What appeared in Media today:
APCO Worldwide scales back Indonesian office in restructure
by Anita Davis 12-Aug-09, 12:56
The agency is shifting its focus from individual markets to a regional approach that includes greater attention placed on China and India.
Sources close to the agency say APCO is considering separating its Jakarta bureau from APCO’s umbrella franchise and will instead work with the office as an affiliate agency.
APCO’s regional CEO Larry Snoddon (pictured) did not confirm or deny the news, saying executives are “in the middle of this discussion” and several scenarios related to the agency’s restructure are being considered.

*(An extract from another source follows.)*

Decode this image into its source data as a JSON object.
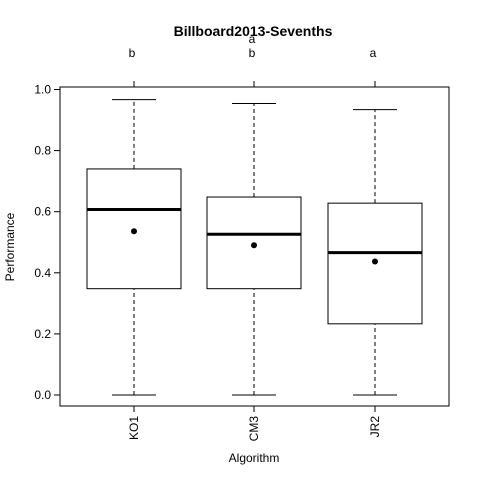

PR sources in Indonesia have indicated that the agency has made a number of redundancies. While both Snoddon and Jakarta general manager John Arnold deny making any retrenchments, both said some Jakarta staff have been transferred to other markets, notably to Kuala Lumpur, where APCO will open an office. Sources suggest the office has been opened to accommodate its new Government client.

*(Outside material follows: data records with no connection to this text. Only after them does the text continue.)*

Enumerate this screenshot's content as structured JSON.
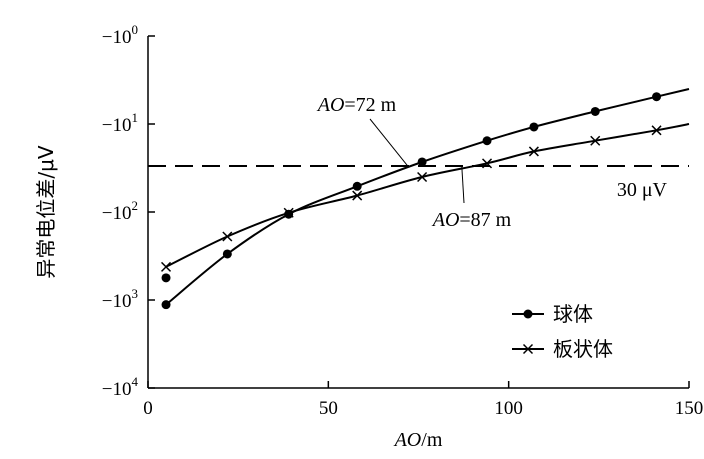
{
  "chart_data": {
    "type": "line",
    "title": "",
    "xlabel_italic": "AO",
    "xlabel_unit": "/m",
    "ylabel": "异常电位差/μV",
    "x_axis": {
      "min": 0,
      "max": 150,
      "ticks": [
        0,
        50,
        100,
        150
      ],
      "tick_labels": [
        "0",
        "50",
        "100",
        "150"
      ]
    },
    "y_axis": {
      "scale": "log",
      "direction": "negative values, |value| increasing downward",
      "min_exponent": 0,
      "max_exponent": 4,
      "tick_labels": [
        {
          "base": "−10",
          "exp": "0",
          "value": -1
        },
        {
          "base": "−10",
          "exp": "1",
          "value": -10
        },
        {
          "base": "−10",
          "exp": "2",
          "value": -100
        },
        {
          "base": "−10",
          "exp": "3",
          "value": -1000
        },
        {
          "base": "−10",
          "exp": "4",
          "value": -10000
        }
      ]
    },
    "series": [
      {
        "name": "球体",
        "marker": "dot",
        "x": [
          5,
          22,
          39,
          58,
          76,
          94,
          107,
          124,
          141
        ],
        "y": [
          -1130,
          -300,
          -106,
          -51,
          -27,
          -15.5,
          -10.8,
          -7.2,
          -4.9
        ],
        "extra_points": [
          {
            "x": 5,
            "y": -560
          }
        ],
        "curve_end": {
          "x": 150,
          "y": -4.0
        }
      },
      {
        "name": "板状体",
        "marker": "cross",
        "x": [
          5,
          22,
          39,
          58,
          76,
          94,
          107,
          124,
          141
        ],
        "y": [
          -420,
          -190,
          -102,
          -65,
          -40,
          -28,
          -20.5,
          -15.5,
          -11.8
        ],
        "curve_end": {
          "x": 150,
          "y": -10
        }
      }
    ],
    "reference_line": {
      "value": -30,
      "style": "dashed",
      "label": "30 μV"
    },
    "annotations": [
      {
        "text_italic": "AO",
        "text_rest": "=72 m",
        "x": 72,
        "y": -30
      },
      {
        "text_italic": "AO",
        "text_rest": "=87 m",
        "x": 87,
        "y": -30
      }
    ],
    "legend": {
      "position": "bottom-right",
      "entries": [
        "球体",
        "板状体"
      ]
    },
    "grid": false
  }
}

“It has been a very powerful agency in Southeast Asia,” said one former employee. “If it operates with a skeleton staff in Indonesia, APCO could fall behind two big competitors: Kiroyan Partners and Edelman.”
In response to the news, Arnold said of his staff in Indonesia: “Employees knew what was happening when it was happening” and maintained that attitudes in the office are “very positive”.

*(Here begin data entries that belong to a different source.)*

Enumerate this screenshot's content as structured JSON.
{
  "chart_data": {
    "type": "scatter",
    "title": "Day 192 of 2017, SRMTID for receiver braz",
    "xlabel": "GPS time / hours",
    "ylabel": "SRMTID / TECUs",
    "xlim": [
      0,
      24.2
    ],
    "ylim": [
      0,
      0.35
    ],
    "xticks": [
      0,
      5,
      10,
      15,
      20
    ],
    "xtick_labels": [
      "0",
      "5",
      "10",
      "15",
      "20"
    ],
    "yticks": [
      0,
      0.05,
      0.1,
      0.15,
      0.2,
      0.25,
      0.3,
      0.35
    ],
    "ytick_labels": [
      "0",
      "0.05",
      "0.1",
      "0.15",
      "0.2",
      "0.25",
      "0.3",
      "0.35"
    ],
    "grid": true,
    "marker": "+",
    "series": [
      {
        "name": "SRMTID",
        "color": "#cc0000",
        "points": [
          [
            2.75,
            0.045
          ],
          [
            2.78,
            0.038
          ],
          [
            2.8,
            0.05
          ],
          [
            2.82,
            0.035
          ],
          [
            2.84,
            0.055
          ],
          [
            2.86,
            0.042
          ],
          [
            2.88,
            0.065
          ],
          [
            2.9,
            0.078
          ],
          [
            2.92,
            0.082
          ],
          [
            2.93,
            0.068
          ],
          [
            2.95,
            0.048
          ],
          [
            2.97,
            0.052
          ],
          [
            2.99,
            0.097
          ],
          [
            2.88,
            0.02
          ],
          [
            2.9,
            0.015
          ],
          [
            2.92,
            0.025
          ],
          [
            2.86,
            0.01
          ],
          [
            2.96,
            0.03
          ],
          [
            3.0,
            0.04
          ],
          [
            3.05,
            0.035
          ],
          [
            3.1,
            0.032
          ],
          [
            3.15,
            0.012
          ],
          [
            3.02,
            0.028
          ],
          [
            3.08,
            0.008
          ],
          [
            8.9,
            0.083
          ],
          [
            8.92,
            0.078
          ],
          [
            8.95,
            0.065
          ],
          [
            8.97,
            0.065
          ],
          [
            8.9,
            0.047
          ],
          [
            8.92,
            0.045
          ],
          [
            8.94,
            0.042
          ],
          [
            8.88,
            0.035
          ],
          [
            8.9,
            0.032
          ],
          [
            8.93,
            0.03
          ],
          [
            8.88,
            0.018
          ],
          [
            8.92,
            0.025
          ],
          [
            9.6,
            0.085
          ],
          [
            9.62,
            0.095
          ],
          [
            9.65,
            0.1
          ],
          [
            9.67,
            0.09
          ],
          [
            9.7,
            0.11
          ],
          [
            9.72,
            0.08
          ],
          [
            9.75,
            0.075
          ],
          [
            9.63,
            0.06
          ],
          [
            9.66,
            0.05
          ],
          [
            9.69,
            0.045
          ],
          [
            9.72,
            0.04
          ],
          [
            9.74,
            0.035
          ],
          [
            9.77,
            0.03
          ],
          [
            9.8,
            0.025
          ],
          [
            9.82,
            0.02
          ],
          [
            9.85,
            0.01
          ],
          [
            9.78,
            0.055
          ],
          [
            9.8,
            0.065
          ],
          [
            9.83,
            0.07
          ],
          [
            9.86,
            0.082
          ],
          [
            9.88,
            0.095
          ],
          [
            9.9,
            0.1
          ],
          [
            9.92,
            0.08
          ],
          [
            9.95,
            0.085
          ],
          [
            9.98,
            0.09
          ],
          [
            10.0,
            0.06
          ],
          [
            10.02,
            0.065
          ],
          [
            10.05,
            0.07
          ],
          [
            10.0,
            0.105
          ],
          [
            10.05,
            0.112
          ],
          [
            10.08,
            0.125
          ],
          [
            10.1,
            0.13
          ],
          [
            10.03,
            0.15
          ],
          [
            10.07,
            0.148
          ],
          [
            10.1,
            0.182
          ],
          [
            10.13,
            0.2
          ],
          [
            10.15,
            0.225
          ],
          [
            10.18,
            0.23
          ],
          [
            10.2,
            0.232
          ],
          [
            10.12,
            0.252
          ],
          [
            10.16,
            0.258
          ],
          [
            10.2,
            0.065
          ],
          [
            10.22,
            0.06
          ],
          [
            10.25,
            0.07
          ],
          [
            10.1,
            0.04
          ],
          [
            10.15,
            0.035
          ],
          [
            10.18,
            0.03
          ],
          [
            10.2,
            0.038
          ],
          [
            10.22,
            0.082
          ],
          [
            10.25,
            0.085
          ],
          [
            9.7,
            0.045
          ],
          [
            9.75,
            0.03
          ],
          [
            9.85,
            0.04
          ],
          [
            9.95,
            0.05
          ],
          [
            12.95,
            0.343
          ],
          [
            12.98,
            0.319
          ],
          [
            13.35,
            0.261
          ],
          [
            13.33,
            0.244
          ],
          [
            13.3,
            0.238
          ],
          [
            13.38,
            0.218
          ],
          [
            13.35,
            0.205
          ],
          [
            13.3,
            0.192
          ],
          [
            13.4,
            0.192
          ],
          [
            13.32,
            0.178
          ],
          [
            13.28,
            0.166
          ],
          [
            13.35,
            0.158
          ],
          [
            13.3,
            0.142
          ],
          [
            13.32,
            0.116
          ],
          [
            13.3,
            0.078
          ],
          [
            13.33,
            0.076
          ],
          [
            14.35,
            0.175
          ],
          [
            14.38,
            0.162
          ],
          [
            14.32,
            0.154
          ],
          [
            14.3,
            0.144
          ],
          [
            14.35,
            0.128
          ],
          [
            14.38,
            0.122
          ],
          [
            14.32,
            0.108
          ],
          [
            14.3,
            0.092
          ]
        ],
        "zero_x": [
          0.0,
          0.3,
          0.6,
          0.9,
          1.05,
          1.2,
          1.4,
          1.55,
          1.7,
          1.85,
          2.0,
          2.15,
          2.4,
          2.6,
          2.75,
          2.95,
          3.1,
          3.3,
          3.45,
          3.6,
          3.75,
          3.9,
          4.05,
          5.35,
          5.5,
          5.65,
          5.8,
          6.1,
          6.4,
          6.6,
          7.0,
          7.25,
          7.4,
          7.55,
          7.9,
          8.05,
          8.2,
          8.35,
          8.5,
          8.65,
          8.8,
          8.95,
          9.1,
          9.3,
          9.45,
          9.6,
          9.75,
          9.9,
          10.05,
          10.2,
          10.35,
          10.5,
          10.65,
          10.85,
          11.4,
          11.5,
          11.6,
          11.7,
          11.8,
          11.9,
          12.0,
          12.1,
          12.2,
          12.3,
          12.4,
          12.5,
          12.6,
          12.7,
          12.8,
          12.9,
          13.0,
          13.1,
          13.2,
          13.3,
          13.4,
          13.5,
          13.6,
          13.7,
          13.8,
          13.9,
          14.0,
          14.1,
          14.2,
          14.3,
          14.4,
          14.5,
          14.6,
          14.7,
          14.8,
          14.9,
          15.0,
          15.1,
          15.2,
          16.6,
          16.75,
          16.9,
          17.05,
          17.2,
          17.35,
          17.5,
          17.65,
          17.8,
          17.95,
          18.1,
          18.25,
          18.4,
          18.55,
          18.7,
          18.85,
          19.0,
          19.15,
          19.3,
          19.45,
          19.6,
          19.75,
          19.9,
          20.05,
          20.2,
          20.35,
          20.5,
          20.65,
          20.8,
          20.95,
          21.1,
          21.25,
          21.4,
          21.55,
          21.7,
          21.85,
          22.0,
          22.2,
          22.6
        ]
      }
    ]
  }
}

Though unable to comment specifically on the extent of the agency’s restructure in Southeast Asia, APCO confirmed that the focus of the agency is shifting, with more resources concentrated on China and India, where client budgets are more robust: “In response to clients now approaching their Asean business more regionally than locally, APCO Worldwide is reducing its on-the-ground presence in Indonesia. APCO also is transitioning from a local-market approach to a broader pan-Asean strategy,” a statement read.
“Obviously part of what we are doing is in response to client budgets, and that’s no different than any of our competitors,” said Snoddon. “There is a scaling back, and we’re taking this on a step-by-step basis and part of this is an experiment to test some new approaches. We aim still to be able to deliver a range of services and have some very big announcements to be made. This is really a question of creating a more flexible business model in both financial terms and in terms of what we can provide for clients.”